1. When it comes to table setting, detail is key
“Laying a table beautifully can take more than an hour, so I would always do it either the day before or in the morning” recommends Goddard. Polishing cutlery, setting out knobs of butter and crisp napkins are de rigeur. “If you begin at 5pm, then you’re encroaching on cocktail hour,” he laughs. Simply make sure all the candles are lit in time for guests’ arrival; Goddard believes lighting should be dim and preferably from candles alone.

2. Add two unexpected elements
Even if you stick to the simplest of menus, the addition of one or two surprising ingredients along the way is bound to impress. Goddard’s tip is to add a jelly or granita as a palette cleanser between the starter and main course. “I adore champagne and strawberry with black pepper” he adds. In truly refreshing fashion, he recommends a little Google research to find your preferred recipe. “There are so many out there now!”

Equally the addition of a final flourish such as an edible flower atop a cocktail “isn’t complicated but is bound to wow”.

3. Serve something raw
Another shortcut to astounding guests in a simple but stunning manner is to create a starter of raw or cured meats. Goddard’s favourites include scallop tartare, lamb fillet tartare or perhaps even rosé veal tartare (ensure it is ethically sourced). If you opt for scallops, Goddard recommends blending the roe with a little sesame and soy to use as a kind of salt garnish.

4. Embrace autumn and spring
Goddard’s favourite culinary times of year are autumn and spring, so for optimum ingredients, plan your soirée around these times. Game, mushrooms and root vegetables are delicious as the colder months approach. Meanwhile, “spring is a lovely time to cook” he says of the season’s fresh herbs, baby vegetables and “proper” asparagus.

5. Elevate tradition 
“I can’t stand fads,” sighs Goddard, “I can understand that in London they can sometimes be the only way to stand out but I believe in classic food.” He’s quick to point out that his admiration for tradition doesn’t mean boring. “I always want to try interesting things.” To that end, his current breakfast canapés include such delights as lobster pancakes and indulgently irresistible bacon maple doughnuts. 

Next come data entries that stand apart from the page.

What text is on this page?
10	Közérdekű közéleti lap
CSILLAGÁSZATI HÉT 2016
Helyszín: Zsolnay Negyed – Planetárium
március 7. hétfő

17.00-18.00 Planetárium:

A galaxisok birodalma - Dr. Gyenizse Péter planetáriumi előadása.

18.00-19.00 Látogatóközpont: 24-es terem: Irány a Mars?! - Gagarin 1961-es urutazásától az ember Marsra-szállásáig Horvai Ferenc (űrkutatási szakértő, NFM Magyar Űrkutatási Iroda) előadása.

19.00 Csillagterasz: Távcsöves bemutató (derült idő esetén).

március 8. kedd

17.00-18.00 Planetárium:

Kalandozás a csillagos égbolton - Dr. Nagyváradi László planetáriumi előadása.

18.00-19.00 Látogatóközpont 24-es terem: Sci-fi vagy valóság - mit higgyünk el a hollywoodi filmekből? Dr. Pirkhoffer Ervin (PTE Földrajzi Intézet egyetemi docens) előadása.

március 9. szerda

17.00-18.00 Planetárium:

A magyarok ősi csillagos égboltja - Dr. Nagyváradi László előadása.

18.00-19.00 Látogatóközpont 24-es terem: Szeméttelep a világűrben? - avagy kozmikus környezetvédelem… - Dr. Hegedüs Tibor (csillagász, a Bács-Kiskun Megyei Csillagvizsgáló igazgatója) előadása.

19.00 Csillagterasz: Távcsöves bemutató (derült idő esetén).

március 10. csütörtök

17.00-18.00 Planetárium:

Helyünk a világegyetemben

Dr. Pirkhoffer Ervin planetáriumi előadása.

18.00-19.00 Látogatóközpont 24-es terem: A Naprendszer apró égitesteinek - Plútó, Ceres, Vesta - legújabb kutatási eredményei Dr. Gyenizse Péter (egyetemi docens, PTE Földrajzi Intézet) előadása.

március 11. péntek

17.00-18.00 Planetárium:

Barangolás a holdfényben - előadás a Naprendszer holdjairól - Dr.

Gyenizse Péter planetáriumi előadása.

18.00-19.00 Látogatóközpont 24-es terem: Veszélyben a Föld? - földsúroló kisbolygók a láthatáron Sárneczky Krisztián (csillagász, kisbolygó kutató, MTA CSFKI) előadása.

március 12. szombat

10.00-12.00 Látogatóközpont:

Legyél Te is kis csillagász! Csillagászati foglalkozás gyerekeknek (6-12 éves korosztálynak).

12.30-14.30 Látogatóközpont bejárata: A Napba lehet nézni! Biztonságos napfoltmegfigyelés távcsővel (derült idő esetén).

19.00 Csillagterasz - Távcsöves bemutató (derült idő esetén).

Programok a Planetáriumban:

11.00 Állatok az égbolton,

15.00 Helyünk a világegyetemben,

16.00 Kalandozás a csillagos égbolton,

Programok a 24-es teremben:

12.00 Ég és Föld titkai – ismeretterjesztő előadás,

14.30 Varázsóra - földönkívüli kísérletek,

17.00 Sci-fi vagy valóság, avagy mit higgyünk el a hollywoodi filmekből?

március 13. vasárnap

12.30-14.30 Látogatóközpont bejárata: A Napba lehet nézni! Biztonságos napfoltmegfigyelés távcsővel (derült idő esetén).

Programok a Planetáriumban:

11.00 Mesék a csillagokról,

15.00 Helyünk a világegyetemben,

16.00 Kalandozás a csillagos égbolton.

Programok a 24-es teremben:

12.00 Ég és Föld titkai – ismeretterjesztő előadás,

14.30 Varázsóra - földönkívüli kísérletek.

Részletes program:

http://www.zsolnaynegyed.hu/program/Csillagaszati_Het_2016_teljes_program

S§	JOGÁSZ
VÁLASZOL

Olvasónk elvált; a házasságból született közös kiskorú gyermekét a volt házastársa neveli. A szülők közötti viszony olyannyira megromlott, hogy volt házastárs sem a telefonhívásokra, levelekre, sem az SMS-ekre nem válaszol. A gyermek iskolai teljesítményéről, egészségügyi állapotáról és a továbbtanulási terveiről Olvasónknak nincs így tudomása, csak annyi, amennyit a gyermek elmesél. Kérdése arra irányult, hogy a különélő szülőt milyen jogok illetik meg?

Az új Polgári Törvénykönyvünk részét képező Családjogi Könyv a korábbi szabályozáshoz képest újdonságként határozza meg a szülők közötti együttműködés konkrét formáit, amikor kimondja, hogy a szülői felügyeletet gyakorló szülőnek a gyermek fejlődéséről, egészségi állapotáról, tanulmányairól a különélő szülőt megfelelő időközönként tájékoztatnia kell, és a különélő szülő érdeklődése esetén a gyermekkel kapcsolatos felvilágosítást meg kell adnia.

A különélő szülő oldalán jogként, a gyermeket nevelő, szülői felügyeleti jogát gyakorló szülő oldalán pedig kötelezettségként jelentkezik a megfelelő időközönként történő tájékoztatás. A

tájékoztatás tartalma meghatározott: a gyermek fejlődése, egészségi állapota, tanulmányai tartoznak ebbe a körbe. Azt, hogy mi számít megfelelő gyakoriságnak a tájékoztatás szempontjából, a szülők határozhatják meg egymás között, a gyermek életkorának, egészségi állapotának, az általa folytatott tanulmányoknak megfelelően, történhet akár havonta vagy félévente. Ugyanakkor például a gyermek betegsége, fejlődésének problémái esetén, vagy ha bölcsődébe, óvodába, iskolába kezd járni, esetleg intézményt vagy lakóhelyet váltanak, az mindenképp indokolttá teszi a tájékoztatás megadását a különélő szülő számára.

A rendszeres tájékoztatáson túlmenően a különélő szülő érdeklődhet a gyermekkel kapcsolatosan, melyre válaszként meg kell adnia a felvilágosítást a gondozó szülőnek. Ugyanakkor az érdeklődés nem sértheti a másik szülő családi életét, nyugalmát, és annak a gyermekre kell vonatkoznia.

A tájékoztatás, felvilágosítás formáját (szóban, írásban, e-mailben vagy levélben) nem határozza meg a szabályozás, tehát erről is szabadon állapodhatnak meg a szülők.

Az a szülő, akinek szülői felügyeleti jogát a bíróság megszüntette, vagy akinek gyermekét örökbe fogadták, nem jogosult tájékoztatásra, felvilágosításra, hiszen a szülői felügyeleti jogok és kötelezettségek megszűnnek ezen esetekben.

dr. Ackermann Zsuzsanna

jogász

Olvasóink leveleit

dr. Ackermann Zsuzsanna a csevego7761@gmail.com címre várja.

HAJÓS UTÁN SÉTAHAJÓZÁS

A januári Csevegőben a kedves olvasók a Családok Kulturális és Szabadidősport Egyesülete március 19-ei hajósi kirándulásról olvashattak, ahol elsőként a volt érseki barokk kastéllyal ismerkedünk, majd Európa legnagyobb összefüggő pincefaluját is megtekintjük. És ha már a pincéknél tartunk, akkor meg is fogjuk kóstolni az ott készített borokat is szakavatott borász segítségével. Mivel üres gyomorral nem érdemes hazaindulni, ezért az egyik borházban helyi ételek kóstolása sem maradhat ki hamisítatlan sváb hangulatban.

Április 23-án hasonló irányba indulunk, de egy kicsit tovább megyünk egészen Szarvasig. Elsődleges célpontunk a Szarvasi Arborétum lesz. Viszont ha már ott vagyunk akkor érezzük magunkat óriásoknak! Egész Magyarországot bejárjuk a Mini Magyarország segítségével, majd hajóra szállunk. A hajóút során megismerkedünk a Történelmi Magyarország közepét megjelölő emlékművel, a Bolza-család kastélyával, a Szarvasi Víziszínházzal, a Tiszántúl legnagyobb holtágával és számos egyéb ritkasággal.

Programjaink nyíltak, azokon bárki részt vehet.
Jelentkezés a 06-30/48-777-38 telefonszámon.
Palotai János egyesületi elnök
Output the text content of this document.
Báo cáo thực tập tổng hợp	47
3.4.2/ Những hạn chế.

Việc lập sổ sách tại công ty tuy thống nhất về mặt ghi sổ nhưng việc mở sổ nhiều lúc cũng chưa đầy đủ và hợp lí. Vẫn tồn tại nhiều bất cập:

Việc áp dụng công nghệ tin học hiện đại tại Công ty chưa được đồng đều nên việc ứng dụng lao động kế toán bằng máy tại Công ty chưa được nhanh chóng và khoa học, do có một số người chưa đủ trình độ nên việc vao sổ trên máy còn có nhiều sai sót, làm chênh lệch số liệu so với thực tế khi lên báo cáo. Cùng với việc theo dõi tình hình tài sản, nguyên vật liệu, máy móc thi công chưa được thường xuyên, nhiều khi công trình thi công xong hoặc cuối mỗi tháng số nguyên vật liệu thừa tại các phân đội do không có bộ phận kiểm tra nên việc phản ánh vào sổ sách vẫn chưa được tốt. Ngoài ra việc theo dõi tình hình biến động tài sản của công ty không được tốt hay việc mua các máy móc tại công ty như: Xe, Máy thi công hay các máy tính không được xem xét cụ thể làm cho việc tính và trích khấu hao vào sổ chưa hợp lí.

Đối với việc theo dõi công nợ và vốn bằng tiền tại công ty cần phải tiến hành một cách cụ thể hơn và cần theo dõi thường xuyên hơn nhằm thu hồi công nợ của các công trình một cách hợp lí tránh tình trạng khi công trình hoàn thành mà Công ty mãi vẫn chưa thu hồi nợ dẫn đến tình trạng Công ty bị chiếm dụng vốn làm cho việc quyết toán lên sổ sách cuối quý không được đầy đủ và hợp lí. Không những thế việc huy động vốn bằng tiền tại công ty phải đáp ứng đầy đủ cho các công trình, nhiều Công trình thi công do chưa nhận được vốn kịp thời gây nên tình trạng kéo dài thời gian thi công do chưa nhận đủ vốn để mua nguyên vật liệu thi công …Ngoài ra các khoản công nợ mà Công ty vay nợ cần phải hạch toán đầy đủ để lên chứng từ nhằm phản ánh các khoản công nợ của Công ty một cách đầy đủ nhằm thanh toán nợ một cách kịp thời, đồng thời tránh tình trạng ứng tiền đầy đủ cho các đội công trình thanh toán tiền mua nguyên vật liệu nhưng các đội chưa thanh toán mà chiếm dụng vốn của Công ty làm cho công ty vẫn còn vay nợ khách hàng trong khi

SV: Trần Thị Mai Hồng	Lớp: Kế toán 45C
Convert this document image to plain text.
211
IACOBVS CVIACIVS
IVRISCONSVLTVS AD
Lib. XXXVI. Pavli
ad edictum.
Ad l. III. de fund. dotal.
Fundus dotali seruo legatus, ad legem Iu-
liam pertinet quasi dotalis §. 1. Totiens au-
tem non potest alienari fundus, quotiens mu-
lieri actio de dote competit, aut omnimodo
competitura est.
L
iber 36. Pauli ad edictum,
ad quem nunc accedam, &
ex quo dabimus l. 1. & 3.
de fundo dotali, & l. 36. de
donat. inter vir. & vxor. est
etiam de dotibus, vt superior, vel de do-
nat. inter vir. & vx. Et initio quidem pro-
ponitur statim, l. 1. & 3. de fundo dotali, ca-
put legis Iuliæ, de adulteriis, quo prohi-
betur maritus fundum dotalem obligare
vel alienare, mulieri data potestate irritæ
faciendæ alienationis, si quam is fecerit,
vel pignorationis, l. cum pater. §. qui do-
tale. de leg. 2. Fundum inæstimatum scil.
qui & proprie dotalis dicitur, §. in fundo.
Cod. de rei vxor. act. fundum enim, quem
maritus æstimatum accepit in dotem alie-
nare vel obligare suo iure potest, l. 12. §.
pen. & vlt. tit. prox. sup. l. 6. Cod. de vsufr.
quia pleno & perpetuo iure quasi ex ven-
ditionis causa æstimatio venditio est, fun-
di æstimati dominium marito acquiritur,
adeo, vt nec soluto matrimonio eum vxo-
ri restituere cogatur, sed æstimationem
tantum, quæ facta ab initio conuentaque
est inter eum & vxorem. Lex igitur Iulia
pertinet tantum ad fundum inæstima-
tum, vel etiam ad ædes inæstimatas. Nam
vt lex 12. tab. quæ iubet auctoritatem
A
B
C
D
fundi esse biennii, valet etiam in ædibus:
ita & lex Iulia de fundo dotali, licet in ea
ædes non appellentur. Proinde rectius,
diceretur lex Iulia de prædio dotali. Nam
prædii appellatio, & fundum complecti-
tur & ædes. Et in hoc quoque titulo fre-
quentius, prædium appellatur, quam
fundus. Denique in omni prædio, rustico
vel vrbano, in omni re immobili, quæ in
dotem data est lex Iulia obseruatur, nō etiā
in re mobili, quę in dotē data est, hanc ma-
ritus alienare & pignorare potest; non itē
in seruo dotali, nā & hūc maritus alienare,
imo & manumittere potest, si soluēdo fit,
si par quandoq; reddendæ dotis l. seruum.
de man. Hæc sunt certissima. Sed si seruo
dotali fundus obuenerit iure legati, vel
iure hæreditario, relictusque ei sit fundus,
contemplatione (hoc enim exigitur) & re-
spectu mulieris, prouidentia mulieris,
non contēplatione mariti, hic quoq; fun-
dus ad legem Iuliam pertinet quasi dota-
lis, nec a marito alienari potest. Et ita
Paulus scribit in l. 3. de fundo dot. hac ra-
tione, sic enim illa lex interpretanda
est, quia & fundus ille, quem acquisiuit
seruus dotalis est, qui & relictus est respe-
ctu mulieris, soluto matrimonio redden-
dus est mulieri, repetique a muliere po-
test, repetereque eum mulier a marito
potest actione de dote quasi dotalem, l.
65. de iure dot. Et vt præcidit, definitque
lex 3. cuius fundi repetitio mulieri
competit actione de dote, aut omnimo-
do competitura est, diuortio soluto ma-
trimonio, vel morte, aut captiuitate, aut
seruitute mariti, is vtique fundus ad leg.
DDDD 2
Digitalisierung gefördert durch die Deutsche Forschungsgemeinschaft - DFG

For dinner parties, Goddard’s philosophy is to transcend classic dishes. “We’re hosting a gathering in Arch 65 tomorrow where the menu will be cottage pie and tarte tatin,” he explains, but they’ll be the very best, idiosyncratic versions. Cheese on toast and croque monsieur also feature regularly on Goddard’s menus. The lesson for those of us still on a hosting learning curve? Do an old favourite brilliantly. For example, any boeuf bourguignon tastes better the day after cooking.